The Letters page covers various AD&D rule questions.
The Lower Canon Court is an AD&D "Skirmish for a large number of players." The idea here is a cleric was found guilty in a court and wants revenge. The characters are all members of the court when the pandemonium breaks loose. There are a lot of NPCs and a map of the court room. It's different idea and I like the attempt but I can also see it only appealing to a small crowd of gamers.
Treasure Chest has some new magic items like the Bowl of Everlasting Porridge and Bell of Watchfulness.
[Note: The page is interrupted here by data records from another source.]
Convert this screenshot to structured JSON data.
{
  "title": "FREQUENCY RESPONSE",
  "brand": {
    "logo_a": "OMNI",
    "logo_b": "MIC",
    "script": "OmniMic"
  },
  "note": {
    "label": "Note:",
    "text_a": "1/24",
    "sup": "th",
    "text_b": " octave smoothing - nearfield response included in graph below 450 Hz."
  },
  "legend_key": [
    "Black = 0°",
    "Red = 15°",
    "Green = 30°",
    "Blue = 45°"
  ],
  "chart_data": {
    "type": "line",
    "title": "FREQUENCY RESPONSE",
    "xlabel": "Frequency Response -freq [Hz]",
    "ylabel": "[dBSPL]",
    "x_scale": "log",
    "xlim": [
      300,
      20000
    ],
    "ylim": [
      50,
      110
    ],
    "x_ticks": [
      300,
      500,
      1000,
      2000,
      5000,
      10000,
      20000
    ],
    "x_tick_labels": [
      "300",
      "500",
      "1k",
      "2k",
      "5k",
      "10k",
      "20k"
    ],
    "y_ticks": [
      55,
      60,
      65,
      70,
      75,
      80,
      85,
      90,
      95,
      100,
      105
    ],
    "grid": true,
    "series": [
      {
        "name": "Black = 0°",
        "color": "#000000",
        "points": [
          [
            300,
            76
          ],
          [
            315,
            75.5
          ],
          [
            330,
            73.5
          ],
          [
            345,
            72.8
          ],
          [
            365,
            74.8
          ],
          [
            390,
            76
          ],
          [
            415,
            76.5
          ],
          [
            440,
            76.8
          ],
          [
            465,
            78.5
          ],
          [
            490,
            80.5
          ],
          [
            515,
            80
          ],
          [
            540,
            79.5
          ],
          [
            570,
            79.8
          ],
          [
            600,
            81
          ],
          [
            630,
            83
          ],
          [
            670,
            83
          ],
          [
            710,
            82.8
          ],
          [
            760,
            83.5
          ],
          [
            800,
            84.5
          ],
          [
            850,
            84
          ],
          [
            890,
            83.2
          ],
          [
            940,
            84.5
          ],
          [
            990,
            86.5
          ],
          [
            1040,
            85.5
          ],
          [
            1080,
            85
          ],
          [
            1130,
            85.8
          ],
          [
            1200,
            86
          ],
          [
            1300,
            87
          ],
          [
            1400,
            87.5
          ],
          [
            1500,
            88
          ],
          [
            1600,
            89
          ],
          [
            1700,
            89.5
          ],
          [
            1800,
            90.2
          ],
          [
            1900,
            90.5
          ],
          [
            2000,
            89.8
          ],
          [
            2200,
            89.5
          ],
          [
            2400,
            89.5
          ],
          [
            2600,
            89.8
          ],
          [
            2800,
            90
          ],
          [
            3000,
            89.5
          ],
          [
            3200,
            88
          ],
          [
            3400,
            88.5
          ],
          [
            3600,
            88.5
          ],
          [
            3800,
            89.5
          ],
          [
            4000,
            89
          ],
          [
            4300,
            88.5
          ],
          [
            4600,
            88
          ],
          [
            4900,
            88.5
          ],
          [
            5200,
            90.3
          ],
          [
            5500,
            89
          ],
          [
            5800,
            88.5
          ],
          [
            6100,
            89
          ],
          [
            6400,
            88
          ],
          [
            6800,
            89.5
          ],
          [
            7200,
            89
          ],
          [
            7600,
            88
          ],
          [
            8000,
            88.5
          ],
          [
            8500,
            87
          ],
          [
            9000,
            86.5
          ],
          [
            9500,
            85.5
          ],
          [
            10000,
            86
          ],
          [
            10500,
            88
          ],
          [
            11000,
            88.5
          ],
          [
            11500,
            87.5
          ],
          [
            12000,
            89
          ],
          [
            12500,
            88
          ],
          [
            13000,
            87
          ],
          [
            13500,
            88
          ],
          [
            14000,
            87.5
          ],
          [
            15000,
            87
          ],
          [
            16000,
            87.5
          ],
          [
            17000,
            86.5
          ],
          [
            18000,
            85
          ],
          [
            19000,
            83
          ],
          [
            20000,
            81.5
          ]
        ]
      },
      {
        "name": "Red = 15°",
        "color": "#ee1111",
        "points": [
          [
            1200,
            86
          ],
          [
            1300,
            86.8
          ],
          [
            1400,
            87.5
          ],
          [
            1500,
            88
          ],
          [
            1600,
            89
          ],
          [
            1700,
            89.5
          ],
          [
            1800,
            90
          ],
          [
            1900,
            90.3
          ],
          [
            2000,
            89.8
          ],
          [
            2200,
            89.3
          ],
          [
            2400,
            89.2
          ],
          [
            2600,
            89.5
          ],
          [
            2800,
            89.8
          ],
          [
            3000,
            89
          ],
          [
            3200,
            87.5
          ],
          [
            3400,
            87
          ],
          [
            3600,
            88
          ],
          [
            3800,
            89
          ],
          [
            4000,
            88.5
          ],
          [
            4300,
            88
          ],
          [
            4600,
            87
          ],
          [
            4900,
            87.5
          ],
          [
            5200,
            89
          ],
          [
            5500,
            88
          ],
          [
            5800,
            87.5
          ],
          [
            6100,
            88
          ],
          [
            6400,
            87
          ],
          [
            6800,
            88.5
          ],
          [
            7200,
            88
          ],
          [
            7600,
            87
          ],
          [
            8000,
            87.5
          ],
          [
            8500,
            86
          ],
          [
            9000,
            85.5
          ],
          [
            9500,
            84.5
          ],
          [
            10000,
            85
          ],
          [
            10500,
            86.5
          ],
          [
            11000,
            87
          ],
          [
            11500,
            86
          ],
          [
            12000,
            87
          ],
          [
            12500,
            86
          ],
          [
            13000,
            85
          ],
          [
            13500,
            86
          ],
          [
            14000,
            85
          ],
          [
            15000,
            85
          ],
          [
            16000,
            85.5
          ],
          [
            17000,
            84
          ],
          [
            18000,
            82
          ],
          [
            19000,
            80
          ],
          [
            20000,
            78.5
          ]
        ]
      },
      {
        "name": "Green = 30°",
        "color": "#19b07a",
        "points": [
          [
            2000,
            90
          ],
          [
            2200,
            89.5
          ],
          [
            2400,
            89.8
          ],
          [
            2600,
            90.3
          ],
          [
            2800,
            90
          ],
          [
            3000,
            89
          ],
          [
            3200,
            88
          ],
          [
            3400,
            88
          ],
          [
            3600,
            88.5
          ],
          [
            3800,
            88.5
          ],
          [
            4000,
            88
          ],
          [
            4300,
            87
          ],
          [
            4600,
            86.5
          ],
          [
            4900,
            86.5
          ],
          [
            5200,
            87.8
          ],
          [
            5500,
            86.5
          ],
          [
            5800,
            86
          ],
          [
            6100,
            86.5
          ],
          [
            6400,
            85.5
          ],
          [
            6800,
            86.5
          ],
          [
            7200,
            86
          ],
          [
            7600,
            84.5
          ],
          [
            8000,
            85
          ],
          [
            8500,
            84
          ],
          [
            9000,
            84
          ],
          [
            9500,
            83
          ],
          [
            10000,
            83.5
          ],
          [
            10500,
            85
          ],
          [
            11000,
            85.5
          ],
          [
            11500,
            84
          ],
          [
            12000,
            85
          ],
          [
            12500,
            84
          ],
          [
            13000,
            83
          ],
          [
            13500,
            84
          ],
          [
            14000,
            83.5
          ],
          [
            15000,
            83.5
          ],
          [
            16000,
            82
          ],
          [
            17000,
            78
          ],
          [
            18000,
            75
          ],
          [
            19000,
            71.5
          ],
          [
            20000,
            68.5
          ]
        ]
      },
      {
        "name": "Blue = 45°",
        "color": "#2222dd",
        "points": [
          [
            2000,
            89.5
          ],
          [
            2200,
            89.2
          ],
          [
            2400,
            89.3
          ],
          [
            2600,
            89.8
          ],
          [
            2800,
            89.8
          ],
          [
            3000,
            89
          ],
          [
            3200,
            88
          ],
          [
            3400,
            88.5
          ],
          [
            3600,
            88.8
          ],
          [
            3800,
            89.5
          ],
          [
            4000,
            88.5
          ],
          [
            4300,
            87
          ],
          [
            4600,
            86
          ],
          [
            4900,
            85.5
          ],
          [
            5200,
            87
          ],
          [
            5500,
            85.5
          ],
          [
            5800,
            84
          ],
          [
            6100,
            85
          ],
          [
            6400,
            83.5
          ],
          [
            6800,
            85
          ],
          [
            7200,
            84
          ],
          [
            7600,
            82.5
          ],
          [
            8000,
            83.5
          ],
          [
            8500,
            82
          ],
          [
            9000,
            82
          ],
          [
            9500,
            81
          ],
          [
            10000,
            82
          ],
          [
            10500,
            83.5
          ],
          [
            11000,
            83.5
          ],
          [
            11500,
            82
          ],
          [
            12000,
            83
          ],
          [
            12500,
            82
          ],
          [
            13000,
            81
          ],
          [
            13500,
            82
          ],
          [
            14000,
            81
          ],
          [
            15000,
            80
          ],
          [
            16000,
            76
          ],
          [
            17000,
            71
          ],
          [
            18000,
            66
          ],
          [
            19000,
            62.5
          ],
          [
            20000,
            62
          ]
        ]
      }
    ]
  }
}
Some are still a little silly, but all can be played straight.
Andy Slack has Traveller rules on Vacc Suits.
Fiend Factory continues its run of themed monsters. This time a mini-scenario (more of a plot really) called the Black Manse. We get Dream Demons, the Incubus, Brain Suckers and a Guardian. The monsters all designed to challenge a party of levels 5-6.
Starbase is back and celebrating their first year with some suggestions for reading. Interesting really.
In Character Conjuring Lew Pulsipher talks about what makes a good AD&D character class. He makes the case that classes should be internally balanced. That is weaknesses to set off strengths. A wizard can't use armor or swords for example. He is also talkas about between class balance and that not all characters of say 3rd level should be the same power. Another issue he brings up are the serious use of joke classes (like the Jester and Idiot from Dragon a few years back, but oddly not any of the WD joke classes are mentioned).
The new questionnaire follows on the other half of the page. Results are promised in a future issue.
Again, get yours in by July 1st, 1981.
This is followed by the Classifieds/Small ads, and a few more pages of ads.
In the end we get an ad for the AD&D lead figure line. Back when they were lead and you had to pain them yourself. I loved those as a kid. AND I might add I just acquired a bunch of these in fantastic shape. Pictures soon.
WD ended up being 4 pages less this time around. Not really sure why.
After a period of growth WD seems to be content to keep on with what works, though the gaming world is now showing unprecedented growth. It will be interesting to see what happens in the next few months.